Purple Onion Coffee House
- Interactive map of Purple Onion Coffee House
- Address: 35 Avenue Road Toronto Canada
- Coordinates: 43°40′13.99″N 79°23′40.77″W﻿ / ﻿43.6705528°N 79.3946583°W
- Owner: Barry Witkin, Sam Gutmacher, Al Lastman and Mel Isen
- Type: Coffeehouse
- Event: Folk music

Construction
- Opened: 1960
- Closed: 1965

= The Purple Onion (Toronto) =

Canadian music venue

The Purple Onion Coffee House was a music venue at 35 Avenue Road in the Yorkville neighbourhood of Toronto, Canada. It operated from 1960 to 1965. It was a popular venue for folk musicians.

==History==

The Purple Onion was opened by Barry Witkin, Sam Gutmacher and Al Lastman (brother of former Toronto mayor Mel Lastman) and Mel Isen in 1960 and was one of the first coffee houses to be opened in the Yorkville area of Toronto. Witkin reported in the Toronto Star that “They pooled their savings, rented the building for about $750 a month and charged $1 club memberships and entrance fees of $1.50 to $3.” In keeping with the strict liquor laws of the day the venue did not have a liquor license and no alcoholic beverages could be served.
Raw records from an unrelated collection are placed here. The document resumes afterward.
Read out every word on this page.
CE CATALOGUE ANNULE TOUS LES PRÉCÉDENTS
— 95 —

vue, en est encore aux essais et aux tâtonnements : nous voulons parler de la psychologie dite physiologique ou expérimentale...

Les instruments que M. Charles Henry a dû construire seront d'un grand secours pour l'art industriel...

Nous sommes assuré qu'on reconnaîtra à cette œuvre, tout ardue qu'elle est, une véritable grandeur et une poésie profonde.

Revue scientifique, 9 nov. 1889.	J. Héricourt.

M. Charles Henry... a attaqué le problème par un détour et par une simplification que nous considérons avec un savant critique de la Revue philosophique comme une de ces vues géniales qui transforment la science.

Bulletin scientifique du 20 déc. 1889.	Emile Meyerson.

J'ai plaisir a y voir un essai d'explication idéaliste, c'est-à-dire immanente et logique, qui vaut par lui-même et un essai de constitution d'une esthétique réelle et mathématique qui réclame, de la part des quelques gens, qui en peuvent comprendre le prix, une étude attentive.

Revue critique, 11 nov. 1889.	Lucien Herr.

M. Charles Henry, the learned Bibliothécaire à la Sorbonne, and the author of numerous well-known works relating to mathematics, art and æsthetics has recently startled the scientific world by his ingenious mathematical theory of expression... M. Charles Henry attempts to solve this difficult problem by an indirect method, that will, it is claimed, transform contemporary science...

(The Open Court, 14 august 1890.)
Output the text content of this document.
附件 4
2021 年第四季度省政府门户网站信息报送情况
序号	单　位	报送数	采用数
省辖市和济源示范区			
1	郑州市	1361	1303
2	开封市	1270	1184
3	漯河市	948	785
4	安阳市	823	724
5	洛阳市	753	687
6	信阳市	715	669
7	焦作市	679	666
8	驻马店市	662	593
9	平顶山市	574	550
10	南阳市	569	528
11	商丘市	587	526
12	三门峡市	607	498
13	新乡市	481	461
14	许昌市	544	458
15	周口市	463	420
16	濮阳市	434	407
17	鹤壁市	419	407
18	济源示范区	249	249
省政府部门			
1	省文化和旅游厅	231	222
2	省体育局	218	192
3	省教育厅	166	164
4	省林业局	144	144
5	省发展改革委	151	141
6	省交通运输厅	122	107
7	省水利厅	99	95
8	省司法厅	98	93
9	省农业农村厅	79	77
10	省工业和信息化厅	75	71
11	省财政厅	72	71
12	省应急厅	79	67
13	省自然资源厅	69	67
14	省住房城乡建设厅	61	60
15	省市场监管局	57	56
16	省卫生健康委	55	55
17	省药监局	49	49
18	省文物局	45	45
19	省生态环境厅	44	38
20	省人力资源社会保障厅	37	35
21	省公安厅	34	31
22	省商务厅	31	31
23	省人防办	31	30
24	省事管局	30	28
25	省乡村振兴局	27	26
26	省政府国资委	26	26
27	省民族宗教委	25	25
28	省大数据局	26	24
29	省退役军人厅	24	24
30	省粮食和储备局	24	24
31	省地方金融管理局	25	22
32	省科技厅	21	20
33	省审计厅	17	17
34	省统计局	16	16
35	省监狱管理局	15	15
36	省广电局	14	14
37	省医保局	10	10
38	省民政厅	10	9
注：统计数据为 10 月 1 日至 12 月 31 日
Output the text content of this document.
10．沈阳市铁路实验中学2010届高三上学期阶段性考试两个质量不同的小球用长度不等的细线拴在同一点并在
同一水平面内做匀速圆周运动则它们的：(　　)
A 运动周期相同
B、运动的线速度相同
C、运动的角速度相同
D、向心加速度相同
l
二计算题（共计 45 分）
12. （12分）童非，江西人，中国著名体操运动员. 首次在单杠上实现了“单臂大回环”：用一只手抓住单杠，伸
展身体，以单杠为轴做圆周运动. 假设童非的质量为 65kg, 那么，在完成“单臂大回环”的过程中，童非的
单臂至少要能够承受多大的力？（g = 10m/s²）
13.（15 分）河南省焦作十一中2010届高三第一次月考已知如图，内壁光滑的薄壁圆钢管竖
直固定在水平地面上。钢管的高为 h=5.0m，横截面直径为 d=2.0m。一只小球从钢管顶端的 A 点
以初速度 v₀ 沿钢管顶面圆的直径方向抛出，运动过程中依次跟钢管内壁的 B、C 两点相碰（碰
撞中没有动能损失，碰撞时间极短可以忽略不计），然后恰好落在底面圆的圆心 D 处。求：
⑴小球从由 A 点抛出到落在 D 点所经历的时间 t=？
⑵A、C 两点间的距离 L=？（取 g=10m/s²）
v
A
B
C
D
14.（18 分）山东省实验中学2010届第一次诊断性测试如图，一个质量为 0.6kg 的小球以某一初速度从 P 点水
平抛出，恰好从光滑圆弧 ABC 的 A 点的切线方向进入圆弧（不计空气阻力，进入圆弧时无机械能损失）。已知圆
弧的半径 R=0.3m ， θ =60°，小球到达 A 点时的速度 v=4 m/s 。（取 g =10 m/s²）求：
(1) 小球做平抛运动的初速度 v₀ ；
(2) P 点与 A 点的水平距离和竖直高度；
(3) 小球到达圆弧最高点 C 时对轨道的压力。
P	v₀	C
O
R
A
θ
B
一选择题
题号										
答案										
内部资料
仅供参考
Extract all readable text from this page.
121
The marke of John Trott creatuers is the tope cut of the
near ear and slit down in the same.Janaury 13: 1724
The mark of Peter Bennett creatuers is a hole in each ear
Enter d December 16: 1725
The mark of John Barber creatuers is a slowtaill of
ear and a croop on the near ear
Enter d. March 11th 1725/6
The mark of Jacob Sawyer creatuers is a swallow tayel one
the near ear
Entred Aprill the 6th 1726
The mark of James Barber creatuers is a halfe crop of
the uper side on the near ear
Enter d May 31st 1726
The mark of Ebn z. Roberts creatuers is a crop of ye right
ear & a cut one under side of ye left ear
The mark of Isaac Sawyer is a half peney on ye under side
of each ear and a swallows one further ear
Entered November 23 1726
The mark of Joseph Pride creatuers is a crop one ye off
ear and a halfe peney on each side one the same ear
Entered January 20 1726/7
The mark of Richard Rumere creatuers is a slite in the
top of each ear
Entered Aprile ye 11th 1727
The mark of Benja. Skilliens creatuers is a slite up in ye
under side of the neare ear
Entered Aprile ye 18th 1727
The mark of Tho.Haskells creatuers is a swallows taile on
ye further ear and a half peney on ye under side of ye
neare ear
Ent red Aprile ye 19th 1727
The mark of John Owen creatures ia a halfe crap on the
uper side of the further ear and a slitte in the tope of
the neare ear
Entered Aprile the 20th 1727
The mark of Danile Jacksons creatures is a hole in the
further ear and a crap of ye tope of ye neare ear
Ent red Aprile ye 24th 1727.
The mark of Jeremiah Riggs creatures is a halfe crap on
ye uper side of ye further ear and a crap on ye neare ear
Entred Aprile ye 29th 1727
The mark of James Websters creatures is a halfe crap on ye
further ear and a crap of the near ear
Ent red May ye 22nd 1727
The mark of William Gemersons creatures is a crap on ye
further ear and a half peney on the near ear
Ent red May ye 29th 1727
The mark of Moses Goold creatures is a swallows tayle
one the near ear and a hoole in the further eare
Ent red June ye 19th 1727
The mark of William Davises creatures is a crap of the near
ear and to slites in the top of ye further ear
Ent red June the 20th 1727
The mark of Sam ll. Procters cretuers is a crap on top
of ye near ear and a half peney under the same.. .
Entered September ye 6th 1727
The Purple Onion was a popular spot in the folk music scene and was an early performance venue for Buffy Sainte Marie, Ian and Sylvia Tyson, and many others. It was reputed to be the first place to host singer Carly Simon, who early on performed as a duo with her sister Lucy Simon. Gordon Lightfoot performed at first with his duo the Two Tones, and later as a solo act. Performers from outside of Canada also made stops, including Judy Collins.

One of the best known stories about the Purple Onion is in 1963 Buffy Sainte Marie wrote the song "Universal Soldier", later recorded and made famous by Donovan, in the coffee house's basement.